As Chair of the Regional Council of the Girl Scouts, she introduced wave after wave of innovations, including enlisting both local business and union leaders in supporting her efforts – the kind of networking among potential opponents that became a hallmark of her leadership style. Her adoption of the management principles of Peter Drucker began then, as she assigned his 1967 book The Effective Executive[2] to every member of her staff, declaring that these were exactly the behaviors they needed to practice.

By 1976, with a proven track record of accomplishment, she felt confident enough to apply for the position of National Executive Director of the Girl Scouts of America. Her pitch to the selection committee was that the Scouts required nothing short of a revolution. Families with stay-at-home mothers were becoming less the norm; attention was starting to be paid to opportunities for girls from diverse backgrounds and the Girl Scouts were at risk of becoming irrelevant. She never expected to be hired, so was free with her controversial opinions!

She got the job and began what would become a transformation for the ages. She commissioned studies, rethought the traditional curriculum of the Scouts and moved it away from the domestic spheres to more career-oriented learning, such as science and math. She also dismantled the formal hierarchical structure that had characterized Girl Scout leadership, replacing the rigid hierarchies with what she called “webs of inclusion.”

She was CEO of the Girl Scouts of the USA from 1976-1990. She was awarded the Presidential Medal of Freedom in 1998 for her leadership of the scouts and service as “a pioneer for women, volunteerism, diversity and opportunity.”

She actually met Peter Drucker in person for the first time in 1981, at a speech he was giving at the Union Club in New York. As she recounted the encounter, “I arrived at exactly 5:30 because that was the time on the invitation. I grew up in Johnstown, Pennsylvania, where 5:30 means 5:30. But when I walked in, it was just me and two bartenders. Then I heard a deep voice behind me saying, ‘I am Peter Drucker.’ Apparently 5:30 means 5:30 in Vienna too. We were the only ones there.”

She was so surprised, she recalled, that “I forgot my manners and just blurted out, ‘Do you know how important you are to the Girl Scouts?’ I said that if he read any of our planning or strategy papers or looked at our management structure, he would find we reflected his philosophy.” That encounter formed the basis for a relationship that lasted until Drucker’s death in 2005. His encouragement that the Girl Scouts were doing important societal work proved fundamental to the ambitious transformation she launched.

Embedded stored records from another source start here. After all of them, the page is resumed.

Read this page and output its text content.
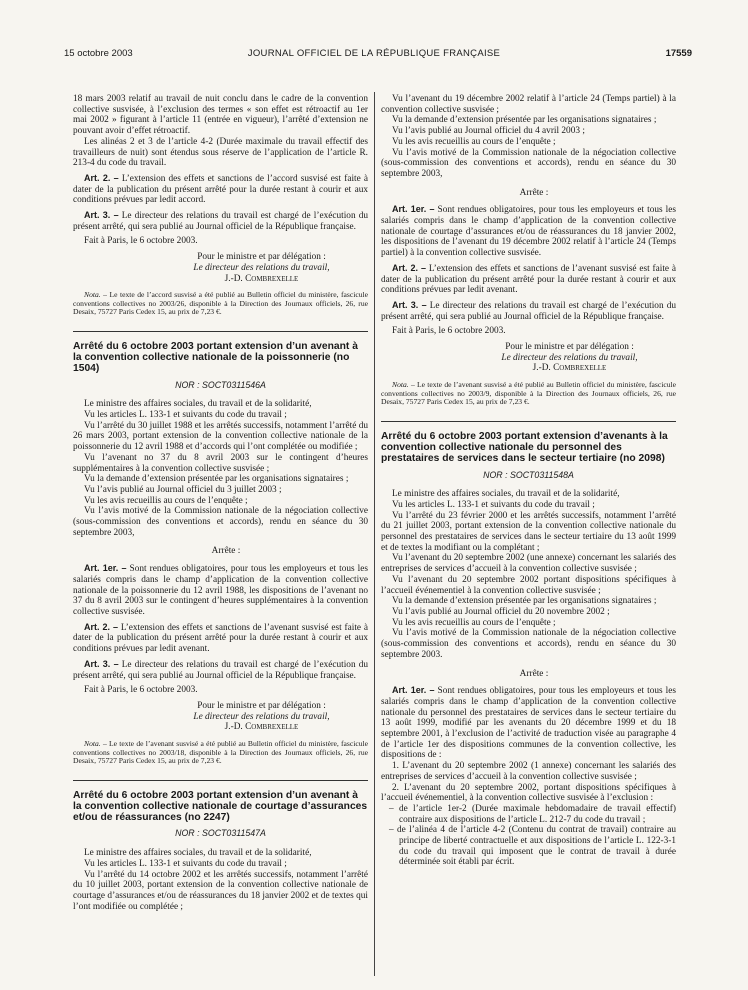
15 octobre 2003	JOURNAL OFFICIEL DE LA RÉPUBLIQUE FRANÇAISE	17559

18 mars 2003 relatif au travail de nuit conclu dans le cadre de la convention collective susvisée, à l’exclusion des termes « son effet est rétroactif au 1er mai 2002 » figurant à l’article 11 (entrée en vigueur), l’arrêté d’extension ne pouvant avoir d’effet rétroactif.

Les alinéas 2 et 3 de l’article 4-2 (Durée maximale du travail effectif des travailleurs de nuit) sont étendus sous réserve de l’application de l’article R. 213-4 du code du travail.

Art. 2. – L’extension des effets et sanctions de l’accord susvisé est faite à dater de la publication du présent arrêté pour la durée restant à courir et aux conditions prévues par ledit accord.

Art. 3. – Le directeur des relations du travail est chargé de l’exécution du présent arrêté, qui sera publié au Journal officiel de la République française.

Fait à Paris, le 6 octobre 2003.

Pour le ministre et par délégation :

Le directeur des relations du travail,

J.-D. Combrexelle

Nota. – Le texte de l’accord susvisé a été publié au Bulletin officiel du ministère, fascicule conventions collectives no 2003/26, disponible à la Direction des Journaux officiels, 26, rue Desaix, 75727 Paris Cedex 15, au prix de 7,23 €.

Arrêté du 6 octobre 2003 portant extension d’un avenant à la convention collective nationale de la poissonnerie (no 1504)
NOR : SOCT0311546A

Le ministre des affaires sociales, du travail et de la solidarité,

Vu les articles L. 133-1 et suivants du code du travail ;

Vu l’arrêté du 30 juillet 1988 et les arrêtés successifs, notamment l’arrêté du 26 mars 2003, portant extension de la convention collective nationale de la poissonnerie du 12 avril 1988 et d’accords qui l’ont complétée ou modifiée ;

Vu l’avenant no 37 du 8 avril 2003 sur le contingent d’heures supplémentaires à la convention collective susvisée ;

Vu la demande d’extension présentée par les organisations signataires ;

Vu l’avis publié au Journal officiel du 3 juillet 2003 ;

Vu les avis recueillis au cours de l’enquête ;

Vu l’avis motivé de la Commission nationale de la négociation collective (sous-commission des conventions et accords), rendu en séance du 30 septembre 2003,

Arrête :

Art. 1er. – Sont rendues obligatoires, pour tous les employeurs et tous les salariés compris dans le champ d’application de la convention collective nationale de la poissonnerie du 12 avril 1988, les dispositions de l’avenant no 37 du 8 avril 2003 sur le contingent d’heures supplémentaires à la convention collective susvisée.

Art. 2. – L’extension des effets et sanctions de l’avenant susvisé est faite à dater de la publication du présent arrêté pour la durée restant à courir et aux conditions prévues par ledit avenant.

Art. 3. – Le directeur des relations du travail est chargé de l’exécution du présent arrêté, qui sera publié au Journal officiel de la République française.

Fait à Paris, le 6 octobre 2003.

Pour le ministre et par délégation :

Le directeur des relations du travail,

J.-D. Combrexelle

Nota. – Le texte de l’avenant susvisé a été publié au Bulletin officiel du ministère, fascicule conventions collectives no 2003/18, disponible à la Direction des Journaux officiels, 26, rue Desaix, 75727 Paris Cedex 15, au prix de 7,23 €.

Arrêté du 6 octobre 2003 portant extension d’un avenant à la convention collective nationale de courtage d’assurances et/ou de réassurances (no 2247)
NOR : SOCT0311547A

Le ministre des affaires sociales, du travail et de la solidarité,

Vu les articles L. 133-1 et suivants du code du travail ;

Vu l’arrêté du 14 octobre 2002 et les arrêtés successifs, notamment l’arrêté du 10 juillet 2003, portant extension de la convention collective nationale de courtage d’assurances et/ou de réassurances du 18 janvier 2002 et de textes qui l’ont modifiée ou complétée ;

Vu l’avenant du 19 décembre 2002 relatif à l’article 24 (Temps partiel) à la convention collective susvisée ;

Vu la demande d’extension présentée par les organisations signataires ;

Vu l’avis publié au Journal officiel du 4 avril 2003 ;

Vu les avis recueillis au cours de l’enquête ;

Vu l’avis motivé de la Commission nationale de la négociation collective (sous-commission des conventions et accords), rendu en séance du 30 septembre 2003,

Arrête :

Art. 1er. – Sont rendues obligatoires, pour tous les employeurs et tous les salariés compris dans le champ d’application de la convention collective nationale de courtage d’assurances et/ou de réassurances du 18 janvier 2002, les dispositions de l’avenant du 19 décembre 2002 relatif à l’article 24 (Temps partiel) à la convention collective susvisée.

Art. 2. – L’extension des effets et sanctions de l’avenant susvisé est faite à dater de la publication du présent arrêté pour la durée restant à courir et aux conditions prévues par ledit avenant.

Art. 3. – Le directeur des relations du travail est chargé de l’exécution du présent arrêté, qui sera publié au Journal officiel de la République française.

Fait à Paris, le 6 octobre 2003.

Pour le ministre et par délégation :

Le directeur des relations du travail,

J.-D. Combrexelle

Nota. – Le texte de l’avenant susvisé a été publié au Bulletin officiel du ministère, fascicule conventions collectives no 2003/9, disponible à la Direction des Journaux officiels, 26, rue Desaix, 75727 Paris Cedex 15, au prix de 7,23 €.

Arrêté du 6 octobre 2003 portant extension d’avenants à la convention collective nationale du personnel des prestataires de services dans le secteur tertiaire (no 2098)
NOR : SOCT0311548A

Le ministre des affaires sociales, du travail et de la solidarité,

Vu les articles L. 133-1 et suivants du code du travail ;

Vu l’arrêté du 23 février 2000 et les arrêtés successifs, notamment l’arrêté du 21 juillet 2003, portant extension de la convention collective nationale du personnel des prestataires de services dans le secteur tertiaire du 13 août 1999 et de textes la modifiant ou la complétant ;

Vu l’avenant du 20 septembre 2002 (une annexe) concernant les salariés des entreprises de services d’accueil à la convention collective susvisée ;

Vu l’avenant du 20 septembre 2002 portant dispositions spécifiques à l’accueil événementiel à la convention collective susvisée ;

Vu la demande d’extension présentée par les organisations signataires ;

Vu l’avis publié au Journal officiel du 20 novembre 2002 ;

Vu les avis recueillis au cours de l’enquête ;

Vu l’avis motivé de la Commission nationale de la négociation collective (sous-commission des conventions et accords), rendu en séance du 30 septembre 2003.

Arrête :

Art. 1er. – Sont rendues obligatoires, pour tous les employeurs et tous les salariés compris dans le champ d’application de la convention collective nationale du personnel des prestataires de services dans le secteur tertiaire du 13 août 1999, modifié par les avenants du 20 décembre 1999 et du 18 septembre 2001, à l’exclusion de l’activité de traduction visée au paragraphe 4 de l’article 1er des dispositions communes de la convention collective, les dispositions de :

1. L’avenant du 20 septembre 2002 (1 annexe) concernant les salariés des entreprises de services d’accueil à la convention collective susvisée ;

2. L’avenant du 20 septembre 2002, portant dispositions spécifiques à l’accueil événementiel, à la convention collective susvisée à l’exclusion :

– de l’article 1er-2 (Durée maximale hebdomadaire de travail effectif) contraire aux dispositions de l’article L. 212-7 du code du travail ;
– de l’alinéa 4 de l’article 4-2 (Contenu du contrat de travail) contraire au principe de liberté contractuelle et aux dispositions de l’article L. 122-3-1 du code du travail qui imposent que le contrat de travail à durée déterminée soit établi par écrit.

You would think after all that, retiring in her 70’s, that she would be done. But fate had other plans for her. Partnering with Peter Drucker and with other supporters, they launched the highly influential Peter F. Drucker Foundation for Nonprofit Management. It was renamed the Frances Hesselbein Leadership Institute after his death in 2005, and she continued to serve in a leadership role. Mrs. Hesselbein also wrote and edited several books, including Hesselbein on Leadership (2002)[3] and My Life in Leadership (2011).[4]

Projects

Professor McGrath concludes: “Apparently, it was impossible not to be near Frances without getting roped into one or another special project. One that I worked on personally was a book called Work is Love Made Visible.[5] Co-edited by Frances, Marshall Goldsmith and Sarah McArthur, the book is a collection of essays by a number of pre-eminent thought leaders deliberately focused on their more private journeys toward finding their purpose and the unique ways they might add value in the world.”

We have lost a shining example of wonderful leadership and are thankful for the legacy she has left us. – Rita McGrath

Notes

1.

Seeing Around Corners: How to spot inflection points in business before they happen, Rita McGrath, (Harper Business, 2019).

2.

The Effective Executive: The Definitive Guide to Getting the Right Things Done, Peter Drucker, (1966).

3.

Hesselbein on Leadership, Frances Hesselbein (2002), now available from Jossey-Bass (2013).

4.

My Life in Leadership: The Journey and Lessons Learned Along the Way, Frances Hesselbein, (Jossey-Bass, 2011).

5.

Work is Love Made Visible, co-edited by Frances Hesselbein, Marshall Goldsmith and Sarah McArthur (Wiley; 2018).